第119話 真相の糸口

「すまなかった」

「はあ」


 小玉は間の抜けた声を上げることしかできなかった。



 小玉は上官に頭を下げられたことが、実はけっこうな回数ある。

 相手はおう将軍だけど。そして、彼以外にはされたことないけど。これまでは。


 王将軍は愉快に生きてる犯人という意味で愉快犯なので、部下に頭を下げるような事態なんて珍しくない。べい中郎将なんて、小玉をはるかに上回る回数、王将軍に頭を下げられてきたはずである。

 なんなら小玉が王将軍と一緒に、米中郎将に頭を下げた回数だって数えるのもばかばかしいくらいある。


 ──そのうち、またおいしいもの贈ろっと……。


 申しわけないとは思っているし、感謝もしているので、米中郎将には付け届けを欠かさない小玉である。あと王将軍の夫人にも。



 ところで、今小玉の眼前で深々と頭を下げているのは王将軍ではない。

 班将軍である。



 そりゃあ間抜けな声も出てしまうというもの。部下に頭を下げるのが似合う人間、似合わない人間というしょうもない分類上、彼は間違いなく後者に属する。

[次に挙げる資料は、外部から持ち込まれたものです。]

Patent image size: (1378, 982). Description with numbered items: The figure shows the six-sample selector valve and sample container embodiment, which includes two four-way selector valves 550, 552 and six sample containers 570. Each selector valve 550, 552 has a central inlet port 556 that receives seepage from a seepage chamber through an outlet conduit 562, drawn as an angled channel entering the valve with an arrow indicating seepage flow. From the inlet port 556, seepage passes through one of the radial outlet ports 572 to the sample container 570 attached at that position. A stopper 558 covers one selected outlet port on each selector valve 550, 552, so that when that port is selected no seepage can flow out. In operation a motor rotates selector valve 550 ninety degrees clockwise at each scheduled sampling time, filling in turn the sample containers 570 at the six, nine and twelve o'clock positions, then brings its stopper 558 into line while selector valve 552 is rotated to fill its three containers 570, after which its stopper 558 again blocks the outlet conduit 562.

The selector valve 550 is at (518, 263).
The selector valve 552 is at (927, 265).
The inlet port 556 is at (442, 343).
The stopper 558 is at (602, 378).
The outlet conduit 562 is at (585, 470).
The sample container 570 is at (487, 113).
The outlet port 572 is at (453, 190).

 なにより、なんで頭を下げられているかの理由もわかっていないので。


「張から聞いていないのか?」


 どっちの張だ……と、小玉は脳裏に明慧と泰の顔を思いうかべたが、つい最近班将軍に接触したのは泰のはずだと考えた。


「張泰ですね。もしかして、先日の不始末の件でしょうか」

 一応確認はする。

「うむ」

「聞いておりません。彼は私より上位の班将軍に事態をお預けした時点で、下位である私に対しても守秘すべきだと考えたのでしょう」

 そういう奴である。


「なるほど」

 班将軍はその説明で納得した。


「確かにお前は、厳密には張の上司ではないからな。いや、これは私が不説明だった」

 所属については、確かにそのとおりである。先日も、所属があいまいなところを利用して、泰は責任をうやむやにしたことを思いだし、後ろめたい小玉はちょっとそわっとした。


「それは小官が聞いても、差しつかえないことですか?」

 念のため聞くと、班将軍は久しぶりに班将軍らしい言い方をした。


「知ること自体に差しつかえがあるならば、私がこうやって頭を下げるわけないだろう」

 言葉の内容はありふれているが、声の調子が非常に嫌みっぽい。


 小玉はあ?、この人らしいな?と、なにやら懐かしい気持ちにすらなりながら、「考えが足りませんでした」と頭を下げる。

 この人のこの態度、癖になる。


 なにより班将軍は心身に焦りがあると、ただの真面目なおじさんになってしまう。だから言動が戻ったのを目の当たりにすると、なんともいえない安心感があった。

 お元気そうでなによりですね、と感じるというか。


「先の襲撃の件、私の失脚を狙う者が関与している」


 おや、文林から聞いたことと少し違うぞと思いながら、小玉は「おそれながら」と口を開く。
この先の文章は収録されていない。